She left home at age 15.

She was the first in her family to earn a college degree.

My father used to say that he had to pester her into marrying him.

She first worked at the Power company, then was a high school teacher until I was born.

She is very crafty, but can also do things like building cabinets, laying rock for patios, and repairing garage doors.

Until recently, she did all her own yard work, and always got up on the roof to clean the gutters... well into her 70s.

She can run rings around me.

Digging through my grandmother's closets as a teenager, I learned two things about my mother that she'd never told me:

She learned to fly an airplane before she learned to drive a car.
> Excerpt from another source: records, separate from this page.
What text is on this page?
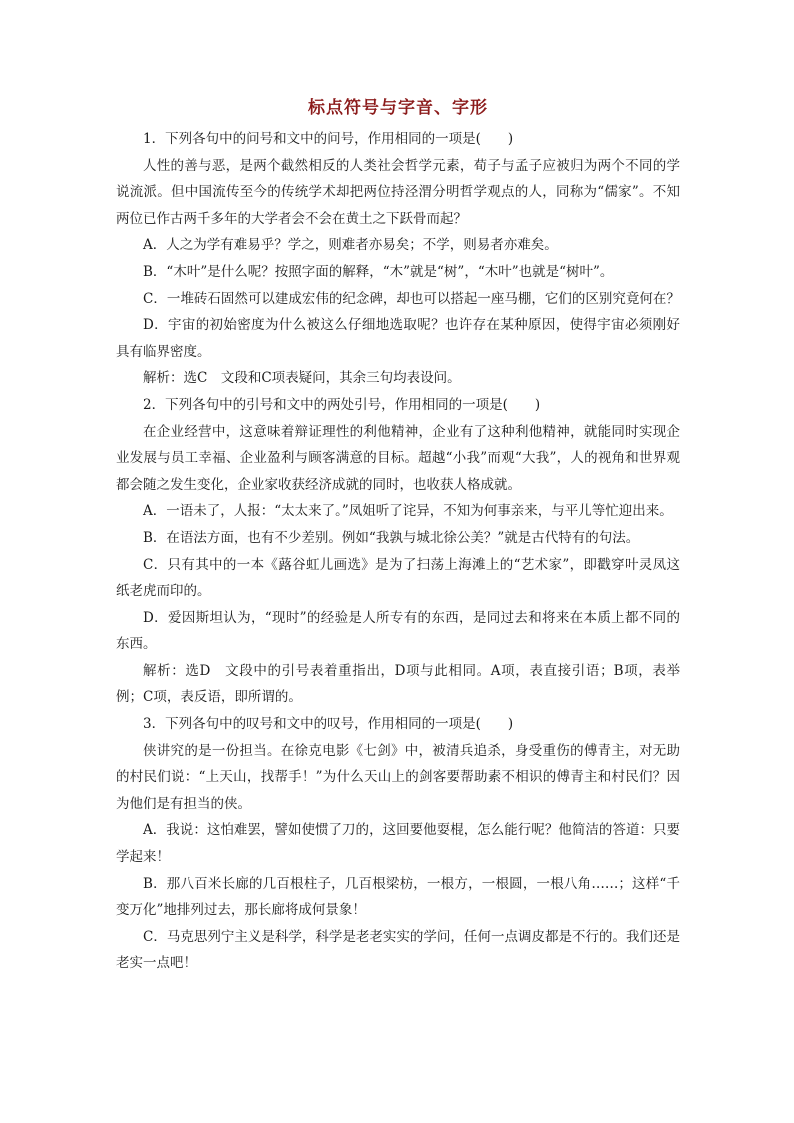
标点符号与字音、字形

1．下列各句中的问号和文中的问号，作用相同的一项是(　　)

人性的善与恶，是两个截然相反的人类社会哲学元素，荀子与孟子应被归为两个不同的学说流派。但中国流传至今的传统学术却把两位持泾渭分明哲学观点的人，同称为“儒家”。不知两位已作古两千多年的大学者会不会在黄土之下跃骨而起？

A．人之为学有难易乎？学之，则难者亦易矣；不学，则易者亦难矣。

B．“木叶”是什么呢？按照字面的解释，“木”就是“树”，“木叶”也就是“树叶”。

C．一堆砖石固然可以建成宏伟的纪念碑，却也可以搭起一座马棚，它们的区别究竟何在？

D．宇宙的初始密度为什么被这么仔细地选取呢？也许存在某种原因，使得宇宙必须刚好具有临界密度。

解析：选C　文段和C项表疑问，其余三句均表设问。

2．下列各句中的引号和文中的两处引号，作用相同的一项是(　　)

在企业经营中，这意味着辩证理性的利他精神，企业有了这种利他精神，就能同时实现企业发展与员工幸福、企业盈利与顾客满意的目标。超越“小我”而观“大我”，人的视角和世界观都会随之发生变化，企业家收获经济成就的同时，也收获人格成就。

A．一语未了，人报：“太太来了。”凤姐听了诧异，不知为何事亲来，与平儿等忙迎出来。

B．在语法方面，也有不少差别。例如“我孰与城北徐公美？”就是古代特有的句法。

C．只有其中的一本《蕗谷虹儿画选》是为了扫荡上海滩上的“艺术家”，即戳穿叶灵凤这纸老虎而印的。

D．爱因斯坦认为，“现时”的经验是人所专有的东西，是同过去和将来在本质上都不同的东西。

解析：选D　文段中的引号表着重指出，D项与此相同。A项，表直接引语；B项，表举例；C项，表反语，即所谓的。

3．下列各句中的叹号和文中的叹号，作用相同的一项是(　　)

侠讲究的是一份担当。在徐克电影《七剑》中，被清兵追杀，身受重伤的傅青主，对无助的村民们说：“上天山，找帮手！”为什么天山上的剑客要帮助素不相识的傅青主和村民们？因为他们是有担当的侠。

A．我说：这怕难罢，譬如使惯了刀的，这回要他耍棍，怎么能行呢？他简洁的答道：只要学起来！

B．那八百米长廊的几百根柱子，几百根梁枋，一根方，一根圆，一根八角……；这样“千变万化”地排列过去，那长廊将成何景象！

C．马克思列宁主义是科学，科学是老老实实的学问，任何一点调皮都是不行的。我们还是老实一点吧！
She did, despite repeated assurances to the contrary, have a middle name. One she despised. Since I hated my middle name through all of grade school, I could relate. (Hers was way worse than mine.)

Thursday, May 05, 2005

Flowery


Waterleaf


Coreopsis


Rattlesnake Fern


Tuberous Stoneseed (Lithospermum tuberosum)


Bluebells (a white one)

Wednesday, May 04, 2005

Tuesday

Another early morning frog encounter!



This little Gray Treefrog (Hyla versicolor or possibly Hyla chrysoscelis), hiding in a crevice on the porch, was cold and not about to move.
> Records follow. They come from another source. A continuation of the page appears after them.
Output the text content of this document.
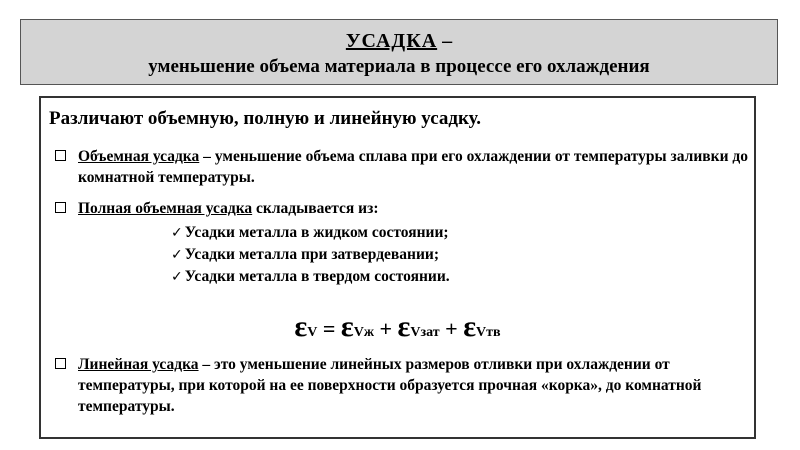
УСАДКА –
уменьшение объема материала в процессе его охлаждения
Различают объемную, полную и линейную усадку.
Объемная усадка – уменьшение объема сплава при его охлаждении от температуры заливки до комнатной температуры.
Полная объемная усадка складывается из:
✓ Усадки металла в жидком состоянии;
✓ Усадки металла при затвердевании;
✓ Усадки металла в твердом состоянии.
εV = εVж + εVзат + εVтв
Линейная усадка – это уменьшение линейных размеров отливки при охлаждении от температуры, при которой на ее поверхности образуется прочная «корка», до комнатной температуры.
After reading Swamp Things lately, I thought that's what he was, but wasn't sure.

So I pried him up to look underneath, to make sure he wasn't a Bird-voiced Treefrog (he was orange, so he wasn't). He didn't seem to mind much.



What a wonderful bird the frog are!
When he stand he sit almost;
When he hop he fly almost.
He ain't got no sense hardly;
He ain't got no tail hardly either.
When he sit, he sit on what he ain't got almost.

-Anonymous


Of local note:
We'll be at Springfest at Homestead Hollow in Springville Friday - Sunday, so come buy some handmade soap.

Also, the Golden Temple Natural Grocery in Birmingham (Five Points South location) is now carrying our soaps. I love it - they're such a Birmingham tradition.

Tuesday, May 03, 2005

Life's a ditch



There is a ditch in here somewhere.

But it's clogged with trees, sediment, and years of the neighbors' trash, so when it rains heavily our driveway washes out.



The previous tenants told us that the county worked the road for them, but in our moment of need it was pronounced a private road. All my "but the water is coming from your county road" reasoning did not prevail.



This was the other problem. A storm had washed some debris and huge dead trees to rest against some very large culverts. It did not enter our minds that industrious beavers would see this as a gift, and make the situation even worse.

But they did, and the neighbor's property began to flood. (It was putting some of my favorite wildflowers underwater too!)




Ahh.




Ahhhhhh. I feel better now.

When backhoe work starts at $70 an hour, it's easy to believe that time is money.

"He's been here $140 and it seems like he's just started," I fretted.

I was gone running errands for $210.

"My husband will be home in about $175," I realized at one point.

Actually we feel lucky to have had both problems fixed in just under ten hours. It could have been a lot worse.

Monday, May 02, 2005

Chick progression




Since we moved the little chicks out to the coop, it's been harder to get them to sit still for their close-ups.

They don't want to sit in my hand any more. It would embarrass them in front of their peers.

The only time they're interested in me is when I'm feeding them. Teenagers!

Sunday, May 01, 2005

Weekend food blogging

With everything that's gone wrong this week, at least the squash came out well.




If only there were a Photoshop button for "make it look like I didn't put quite so much butter on it".

Take some summer squash or zucchini, and boil them until the skin pierces easily with a fork. Cut the stem end off, slice in half lengthwise, and make a few light cross-cuts on the open faces. Spread with butter and sprinkle with seasoned salt and a little shredded cheese (Parmesan or Mozzarella). Broil until the cheese is browned, about 5 minutes.